Jokes and Giggles Part Two - Cover

Jokes and Giggles Part Two

Copyright© 2017 by Jack Spratt

Chapter 85

Olympic History

Here is a piece of Greek history regarding the Olympic games.

2500 years ago a slave call girl from Sardinia named Gedophamee (pronounced Get-offa’-me) was attending the first athletic festival in Greece.

This festival had no name at that time.

In those days the athletes performed naked and to prevent unwanted arousal while competing, the men imbibed freely on a drink containing saltpeter.

At the opening ceremonial parade of this first great event, Gedophamee observed the first wave of naked athletic males marching toward her and she exclaimed:

“Oh! Limp pricks!”

Over the next two and a half millennium that expression morphed into the word “Olympics.”

So Now you know...

Don’t bother to thank me ... I enjoy learning about and discussing history.


This one is Compliment of J & H

An Arab and his Son

A young Arab boy asked his father: “What is that strange hat you are wearing?”

The father said: “Why my son, it is a “chechia”. In the desert it protects our heads from the intense heat of the sun.”

“And what is the long flowing robe you are wearing?” asked the boy.

“Oh, my son!” exclaimed the father, “It is very simple. This is a “djbellah”. As I have told you, in the desert, it is not only very hot, but the sand is always blowing. My djbellah protects the entire body.”

The son then asked: “But father, what about those ugly shoes you have on your feet?”

“These are “babouches” my son,” the father replied “You must understand that although the desert sands are very beautiful, they are also extremely hot. These babouches keep us from burning our feet.”

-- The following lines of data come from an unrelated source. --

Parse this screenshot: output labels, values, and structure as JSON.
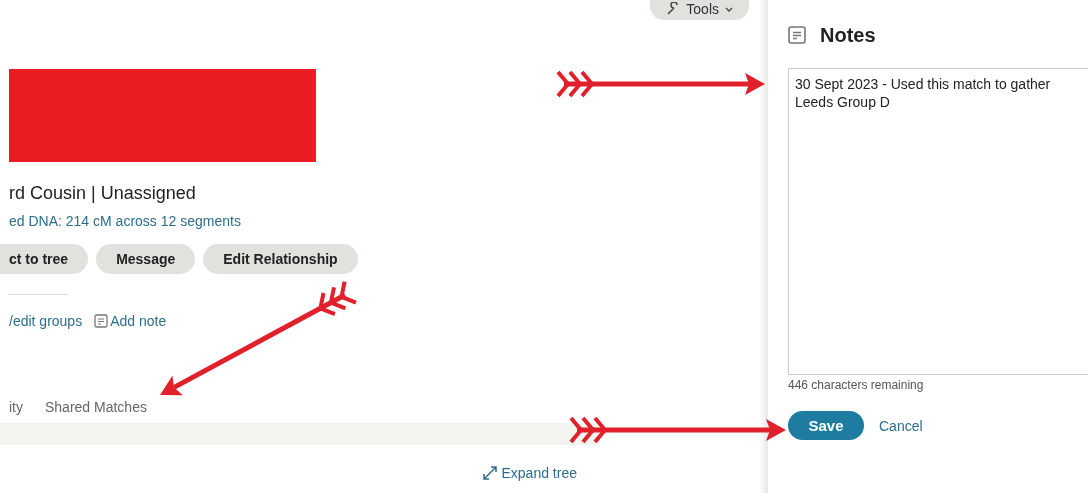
{
  "toolbar": {
    "tools_button": "Tools"
  },
  "match": {
    "relationship": "rd Cousin | Unassigned",
    "shared_dna": "ed DNA: 214 cM across 12 segments",
    "actions": [
      "ct to tree",
      "Message",
      "Edit Relationship"
    ],
    "links": [
      {
        "kind": "plain",
        "label": "/edit groups"
      },
      {
        "kind": "note",
        "label": "Add note"
      }
    ]
  },
  "tabs": [
    {
      "label": "ity"
    },
    {
      "label": "Shared Matches"
    }
  ],
  "tree": {
    "expand_link": "Expand tree"
  },
  "notes": {
    "title": "Notes",
    "value": "30 Sept 2023 - Used this match to gather Leeds Group D",
    "remaining": "446 characters remaining",
    "buttons": [
      {
        "kind": "primary",
        "label": "Save"
      },
      {
        "kind": "link",
        "label": "Cancel"
      }
    ]
  }
}
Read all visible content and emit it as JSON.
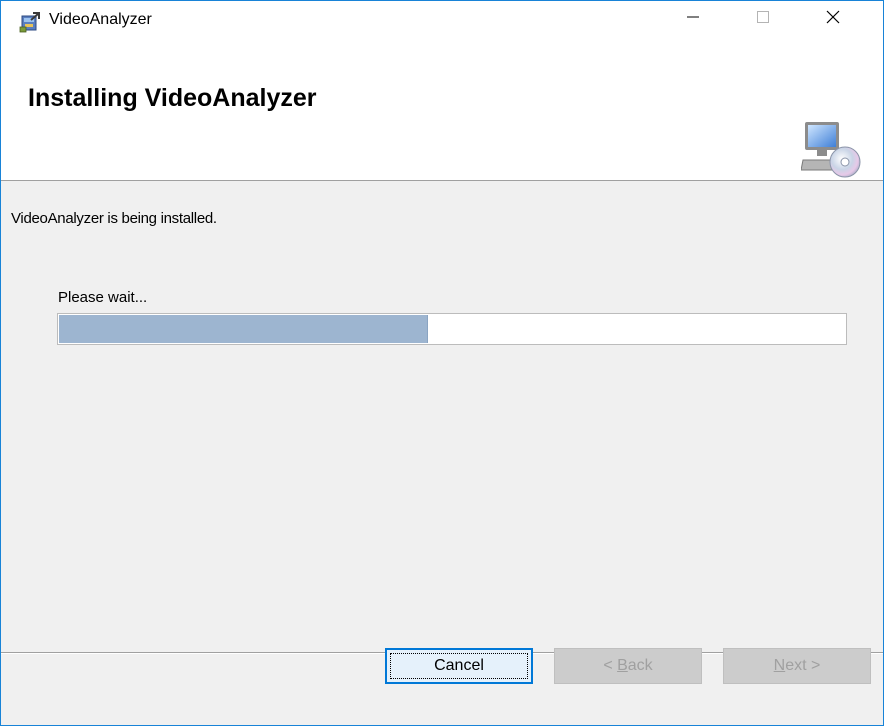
{
  "window": {
    "title": "VideoAnalyzer",
    "accent_color": "#1883d7",
    "icons": {
      "app": "installer-package-icon",
      "minimize": "minimize-icon",
      "maximize": "maximize-icon",
      "close": "close-icon"
    }
  },
  "header": {
    "heading": "Installing VideoAnalyzer",
    "icon": "computer-cd-icon"
  },
  "body": {
    "status": "VideoAnalyzer is being installed.",
    "progress_label": "Please wait...",
    "progress_percent": 47,
    "progress_color": "#9db5d0"
  },
  "footer": {
    "cancel_label": "Cancel",
    "back_prefix": "< ",
    "back_hotkey": "B",
    "back_rest": "ack",
    "next_hotkey": "N",
    "next_rest": "ext >"
  }
}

“So tell me then...” added the boy.

“Yes, my son?”

“Why are you living in Minnesota and still wearing all this shit?”


When you’re seventy, ... who cares?

I was standing at the bar one night minding my own business, when this FAT ugly chick came up behind me, grabbed my behind and said, “You’re kind’a cute. You gotta phone number?”

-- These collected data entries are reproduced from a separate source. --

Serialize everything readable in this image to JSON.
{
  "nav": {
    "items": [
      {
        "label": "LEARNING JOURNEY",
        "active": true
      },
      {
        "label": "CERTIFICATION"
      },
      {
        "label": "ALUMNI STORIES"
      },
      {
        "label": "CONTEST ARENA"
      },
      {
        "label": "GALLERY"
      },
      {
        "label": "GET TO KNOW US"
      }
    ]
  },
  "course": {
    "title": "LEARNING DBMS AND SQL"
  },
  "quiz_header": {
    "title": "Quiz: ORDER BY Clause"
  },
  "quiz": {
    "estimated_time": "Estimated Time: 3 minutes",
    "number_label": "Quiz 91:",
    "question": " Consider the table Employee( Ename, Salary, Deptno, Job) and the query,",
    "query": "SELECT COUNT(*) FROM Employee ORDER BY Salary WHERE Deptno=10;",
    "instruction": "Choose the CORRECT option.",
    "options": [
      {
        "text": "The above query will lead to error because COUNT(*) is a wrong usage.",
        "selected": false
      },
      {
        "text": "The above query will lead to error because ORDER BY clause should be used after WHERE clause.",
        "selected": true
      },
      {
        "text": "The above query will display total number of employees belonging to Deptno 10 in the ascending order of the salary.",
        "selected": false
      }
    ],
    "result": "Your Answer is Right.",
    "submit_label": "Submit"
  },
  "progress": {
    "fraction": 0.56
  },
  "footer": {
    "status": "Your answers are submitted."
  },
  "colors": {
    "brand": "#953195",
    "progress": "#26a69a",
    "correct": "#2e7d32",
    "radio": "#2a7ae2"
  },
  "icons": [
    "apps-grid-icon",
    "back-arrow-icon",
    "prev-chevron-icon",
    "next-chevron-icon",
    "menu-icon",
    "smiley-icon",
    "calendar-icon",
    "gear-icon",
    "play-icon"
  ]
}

I said, “Yeah, you gotta pen?”

She said, “Yeah, I got a pen.”

I said, “You better get back in it before the farmer misses you.”

Cost me 6 stitches ... but,

When you’re seventy ... who cares?


I was telling a woman in the pub about my ability to guess what day a woman was born just by feeling her breasts.

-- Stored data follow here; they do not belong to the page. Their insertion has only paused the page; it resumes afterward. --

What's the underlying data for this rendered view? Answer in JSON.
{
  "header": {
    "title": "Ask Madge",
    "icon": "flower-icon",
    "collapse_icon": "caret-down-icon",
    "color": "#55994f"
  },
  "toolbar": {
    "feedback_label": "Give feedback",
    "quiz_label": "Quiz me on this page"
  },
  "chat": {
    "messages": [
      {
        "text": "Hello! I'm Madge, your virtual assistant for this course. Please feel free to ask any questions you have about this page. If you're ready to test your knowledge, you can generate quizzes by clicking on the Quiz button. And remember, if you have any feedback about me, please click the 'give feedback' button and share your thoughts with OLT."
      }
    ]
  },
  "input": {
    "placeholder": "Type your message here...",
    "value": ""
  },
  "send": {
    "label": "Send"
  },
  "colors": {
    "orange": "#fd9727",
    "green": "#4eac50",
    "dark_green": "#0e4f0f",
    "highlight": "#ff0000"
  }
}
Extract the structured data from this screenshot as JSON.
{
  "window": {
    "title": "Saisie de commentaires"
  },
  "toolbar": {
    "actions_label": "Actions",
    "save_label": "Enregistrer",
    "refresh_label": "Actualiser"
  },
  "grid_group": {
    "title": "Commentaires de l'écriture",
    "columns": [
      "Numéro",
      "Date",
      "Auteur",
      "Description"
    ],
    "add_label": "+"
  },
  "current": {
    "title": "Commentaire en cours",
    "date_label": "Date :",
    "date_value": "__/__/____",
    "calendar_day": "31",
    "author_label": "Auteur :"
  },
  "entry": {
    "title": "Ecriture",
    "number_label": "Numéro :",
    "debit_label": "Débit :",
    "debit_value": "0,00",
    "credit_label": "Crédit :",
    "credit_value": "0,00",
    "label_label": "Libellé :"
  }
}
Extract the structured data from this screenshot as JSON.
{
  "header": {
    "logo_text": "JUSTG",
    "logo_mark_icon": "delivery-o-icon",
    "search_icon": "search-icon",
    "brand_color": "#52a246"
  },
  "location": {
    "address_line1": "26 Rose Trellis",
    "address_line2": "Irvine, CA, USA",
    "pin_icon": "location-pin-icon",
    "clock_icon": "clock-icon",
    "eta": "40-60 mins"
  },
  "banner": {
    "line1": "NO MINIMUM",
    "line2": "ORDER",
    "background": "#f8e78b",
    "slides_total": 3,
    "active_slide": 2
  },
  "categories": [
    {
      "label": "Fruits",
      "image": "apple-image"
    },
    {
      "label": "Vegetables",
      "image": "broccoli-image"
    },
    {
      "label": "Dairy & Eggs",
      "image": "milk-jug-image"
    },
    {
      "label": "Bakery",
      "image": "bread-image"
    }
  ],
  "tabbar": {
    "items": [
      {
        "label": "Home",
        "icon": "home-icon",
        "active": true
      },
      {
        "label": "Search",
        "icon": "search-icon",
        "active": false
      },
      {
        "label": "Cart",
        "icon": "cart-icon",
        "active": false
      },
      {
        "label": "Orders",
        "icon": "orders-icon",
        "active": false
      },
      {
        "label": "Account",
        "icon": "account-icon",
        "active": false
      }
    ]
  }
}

“Really” she said, “Go on then ... try.”

After about thirty seconds of fondling she began to lose patience and said, “Come on, what day was I born?”

I said, “Yesterday.”

Cost me a knee in the nuts, but...

When you’re seventy ... who cares?


I went to the bar last night and saw a BIG woman dancing on a table.

I said, “Great legs!”

The girl giggled and said, “Do you really think so?”

I said, “Definitely! Most tables would have collapsed by now.”

Cost me 6 more stitches, but...

When you’re seventy ... who cares???


Nice thing about two people on a snowmobile is they can be friendly.

Not so nice is the fact that if it’s snowmobiling weather, the parts you want to be friendly with are under six layers of insulation.